BalasHapusUntuk Sahabatku "Secerah Pewarna":
BalasHapusKata "sandang" memiliki dua makna, yaitu makna harfiah (sesuai arti kata) dan makna simbolik (sesuai hakekat sesuatu).
Dalam makna harfiah, "sandang" berarti pakaian, sesuatu yang digunakan, atau sesuatu yang melekat di badan.
Dalam makna simbolik, "sandang" berarti sifat, karakter, atau ciri-ciri yang diperlihatkan oleh seseorang atau suatu organisasi.
Dalam artikel "Menghargai Diri Sendiri", kata sandang dimuat pada alinea ke-5, sebagai berikut: Satu hal yang dilupakan oleh Pemerintah Israel, adalah "kebiadaban" yang mereka perlihatkan menunjukkan level atau kelas manusia yang yang mereka sandang.
Pengertian kata "sandang" dalam kalimat ini adalah sifat, karakter, atau ciri-ciri yang diperlihatkan, yang dalam hal ini oleh Pemerintah Israel, yaitu berciri "bangsa biadab", bukan "bangsa beradab".
Dengan demikian dalam konteks artikel ini nasehat dari Sahabatku "Secerah Pewarna": "Kemuliaan itu bukan dari apa yang disandangnya", menjadi kurang tepat (khusus dalam artikel ini).

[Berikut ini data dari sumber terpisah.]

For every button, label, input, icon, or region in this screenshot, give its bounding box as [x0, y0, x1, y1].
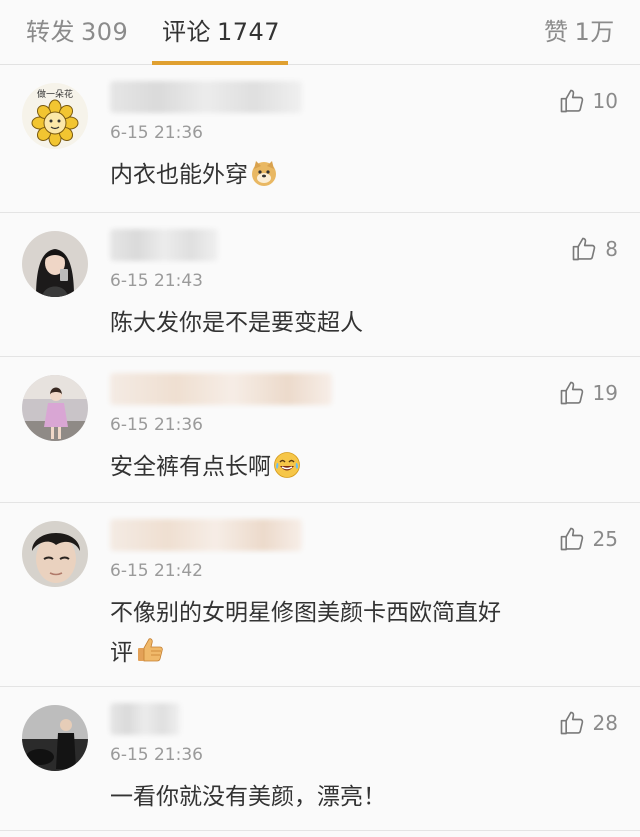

Karena dalam artikel ini, kemuliaan itu justru dari apa yang disandangnya. Oleh karena Pemerintah Israel menyandang level atau kelas manusia yang biadab,maka Pemerintah Israel tentulah bukan kumpulan orang-orang beradab, melainkan kumpulan orang-orang biadab.
Sekian dulu yaa... sharing-nya. Thanks atas komentarnya.